Так эта штука действовала при умеренной дозировке: бодрила на несколько часов, давала силы, ощущение радости и вдохновения, а потом забирала всё с процентами. Частое и регулярное его употребление вело к эмоциональной опустошённости в обычном, трезвом состоянии. В конце концов, валик становился нужен просто для поддержания нормального самочувствия. А рабочая доза продолжала расти. Говорят, что после десятка лет его употребления человек в один день впадает в кому, из которой его может вывести только двойная доза. Она же может его убить. Пятьдесят на пятьдесят.
Папа сидел на нём, и слезать был не намерен. Мама пробовала говорить с ним, но он либо сводил всё в шутку, либо отталкивал её. А то и вовсе кивал, повторяя: «Ага. Ага. Ага». Однажды мама попыталась сказать ему, что он может пойти в соцзащиту и дать им вновь ввести его в общественную жизнь. Папа был поражён тем, что она не осознаёт важность того, что он делает в свободное время и имеет дерзость отвлекать его, предлагая подобные глупости. Свободное время он посвящал просмотру политических обзоров и ток-шоу. Он лежал в спальне с глассами на носу и смотрел, смотрел, смотрел весь день, а вечером, будучи под кайфом, горячо обсуждал это с нами.
Время шло. Папина зависимость усиливалась. Он всё ещё стыдился своего лица и не снимал маску даже в постели. Мы скопили денег: мама работала на три ставки, я подрабатывал после школы, дедушки с бабушками тоже помогли. Да и от накоплений после операции на глазах кое-что оставалось. Мы собрали нужную сумму для пересадки лица и выращивания одной суррогатной конечности. Папа согласился. Он снова побывал в Израиле, а после возвращения его было не узнать в самом прямом смысле слова. Его новое лицо в чём-то напоминало старое: за образец были взяты его фотографии. Но он всё равно выглядел иначе, к чему мы со временем привыкли. После операции он выглядел свежее и даже стал говорить о том, что пора бы заканчивать с валиком. Увы, скоро его запал погас, и всё стало как раньше. И сейчас тоже всё по-прежнему.

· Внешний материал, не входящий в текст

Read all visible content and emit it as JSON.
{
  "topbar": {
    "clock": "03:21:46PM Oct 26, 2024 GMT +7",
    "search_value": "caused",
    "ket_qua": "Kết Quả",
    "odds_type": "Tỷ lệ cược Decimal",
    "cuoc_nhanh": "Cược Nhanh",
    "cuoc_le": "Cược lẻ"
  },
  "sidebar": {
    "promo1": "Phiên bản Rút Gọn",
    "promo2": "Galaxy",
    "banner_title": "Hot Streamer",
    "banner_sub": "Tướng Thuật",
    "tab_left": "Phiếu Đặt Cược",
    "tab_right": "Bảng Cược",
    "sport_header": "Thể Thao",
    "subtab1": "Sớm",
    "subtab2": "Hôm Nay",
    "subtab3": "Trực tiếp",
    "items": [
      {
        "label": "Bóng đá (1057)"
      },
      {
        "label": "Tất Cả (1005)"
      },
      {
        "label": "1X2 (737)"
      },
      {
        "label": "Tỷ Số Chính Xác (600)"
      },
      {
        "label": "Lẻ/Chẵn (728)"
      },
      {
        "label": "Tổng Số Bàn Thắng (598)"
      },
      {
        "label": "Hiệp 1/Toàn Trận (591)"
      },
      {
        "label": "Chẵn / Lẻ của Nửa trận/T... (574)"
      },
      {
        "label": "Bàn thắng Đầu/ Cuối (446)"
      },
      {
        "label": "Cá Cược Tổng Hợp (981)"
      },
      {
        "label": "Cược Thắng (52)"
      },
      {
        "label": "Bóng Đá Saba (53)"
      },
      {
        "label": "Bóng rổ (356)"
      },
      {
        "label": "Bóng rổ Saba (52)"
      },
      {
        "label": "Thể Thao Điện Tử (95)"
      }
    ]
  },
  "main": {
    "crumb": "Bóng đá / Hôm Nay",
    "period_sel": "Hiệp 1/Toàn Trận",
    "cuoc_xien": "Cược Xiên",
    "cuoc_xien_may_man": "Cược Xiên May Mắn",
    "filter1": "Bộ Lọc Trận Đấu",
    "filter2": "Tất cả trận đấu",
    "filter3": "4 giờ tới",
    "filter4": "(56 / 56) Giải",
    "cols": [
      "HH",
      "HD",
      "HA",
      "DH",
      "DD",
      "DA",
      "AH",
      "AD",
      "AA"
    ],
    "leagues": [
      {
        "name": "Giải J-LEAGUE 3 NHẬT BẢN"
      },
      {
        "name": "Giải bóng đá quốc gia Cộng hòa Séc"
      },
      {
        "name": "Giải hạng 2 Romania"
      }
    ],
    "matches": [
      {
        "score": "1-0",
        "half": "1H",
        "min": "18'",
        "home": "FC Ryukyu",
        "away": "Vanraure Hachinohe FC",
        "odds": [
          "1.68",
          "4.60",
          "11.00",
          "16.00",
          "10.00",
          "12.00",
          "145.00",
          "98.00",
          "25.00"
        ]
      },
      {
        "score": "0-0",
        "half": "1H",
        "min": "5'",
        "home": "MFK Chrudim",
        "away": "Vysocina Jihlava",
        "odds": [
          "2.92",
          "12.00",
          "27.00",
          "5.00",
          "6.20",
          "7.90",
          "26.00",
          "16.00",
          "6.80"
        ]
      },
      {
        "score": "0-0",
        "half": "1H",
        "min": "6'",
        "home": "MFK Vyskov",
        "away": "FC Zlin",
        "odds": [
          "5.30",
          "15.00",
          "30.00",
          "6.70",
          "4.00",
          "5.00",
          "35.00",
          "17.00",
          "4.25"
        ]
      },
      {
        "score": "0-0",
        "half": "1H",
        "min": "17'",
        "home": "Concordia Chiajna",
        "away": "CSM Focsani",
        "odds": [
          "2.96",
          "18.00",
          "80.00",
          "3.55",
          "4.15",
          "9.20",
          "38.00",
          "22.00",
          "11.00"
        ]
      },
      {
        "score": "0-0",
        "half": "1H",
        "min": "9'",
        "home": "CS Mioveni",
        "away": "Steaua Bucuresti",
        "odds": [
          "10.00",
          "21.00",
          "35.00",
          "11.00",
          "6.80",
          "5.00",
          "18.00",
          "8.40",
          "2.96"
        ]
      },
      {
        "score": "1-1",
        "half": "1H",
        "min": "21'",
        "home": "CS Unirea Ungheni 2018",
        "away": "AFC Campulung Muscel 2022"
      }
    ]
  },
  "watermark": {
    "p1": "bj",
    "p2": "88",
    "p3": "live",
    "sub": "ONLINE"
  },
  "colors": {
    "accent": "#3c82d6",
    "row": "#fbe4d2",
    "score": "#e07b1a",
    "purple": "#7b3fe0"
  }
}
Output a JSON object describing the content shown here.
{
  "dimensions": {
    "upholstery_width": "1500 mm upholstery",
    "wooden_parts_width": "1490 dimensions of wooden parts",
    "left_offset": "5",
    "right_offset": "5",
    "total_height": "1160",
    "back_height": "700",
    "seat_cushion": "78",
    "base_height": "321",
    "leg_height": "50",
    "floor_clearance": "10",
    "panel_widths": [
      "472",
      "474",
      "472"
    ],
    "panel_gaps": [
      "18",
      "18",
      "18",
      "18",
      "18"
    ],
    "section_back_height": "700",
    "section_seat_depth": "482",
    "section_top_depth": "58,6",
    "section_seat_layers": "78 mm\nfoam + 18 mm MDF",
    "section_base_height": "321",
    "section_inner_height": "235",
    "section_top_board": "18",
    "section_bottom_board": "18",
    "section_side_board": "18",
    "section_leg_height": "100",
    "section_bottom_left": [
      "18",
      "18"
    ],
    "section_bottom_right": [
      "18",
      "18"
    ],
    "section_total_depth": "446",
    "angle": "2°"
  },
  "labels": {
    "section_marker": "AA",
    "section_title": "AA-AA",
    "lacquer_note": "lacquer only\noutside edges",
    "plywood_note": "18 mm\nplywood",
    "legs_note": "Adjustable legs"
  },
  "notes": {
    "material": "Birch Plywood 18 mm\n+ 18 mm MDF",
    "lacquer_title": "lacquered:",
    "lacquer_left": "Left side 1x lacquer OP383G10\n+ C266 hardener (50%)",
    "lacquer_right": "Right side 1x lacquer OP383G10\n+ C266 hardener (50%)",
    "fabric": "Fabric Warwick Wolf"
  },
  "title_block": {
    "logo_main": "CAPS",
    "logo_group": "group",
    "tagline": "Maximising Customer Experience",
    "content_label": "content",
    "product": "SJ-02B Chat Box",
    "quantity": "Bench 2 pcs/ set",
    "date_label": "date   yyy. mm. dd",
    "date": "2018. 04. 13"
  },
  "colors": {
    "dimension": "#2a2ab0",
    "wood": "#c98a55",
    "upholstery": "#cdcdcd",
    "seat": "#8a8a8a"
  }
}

Я пишу это, чтобы стало легче. Прекрасно понимаю, что папина жизнь – это его жизнь, что он взрослый, сознательный и умный человек и волен сам решать, как распоряжаться собой и своим здоровьем. Просто мне грустно, вот и всё. И, коль скоро я ежедневно делюсь в блоге своими мелкими переживаниями, спонтанными мыслями и взаимозаменяемыми впечатлениями, то решил, что хуже не будет, если однажды я напишу о чём-то действительно важном. Мой папа – наркоман. И инвалид. И мне уже почти не жаль его.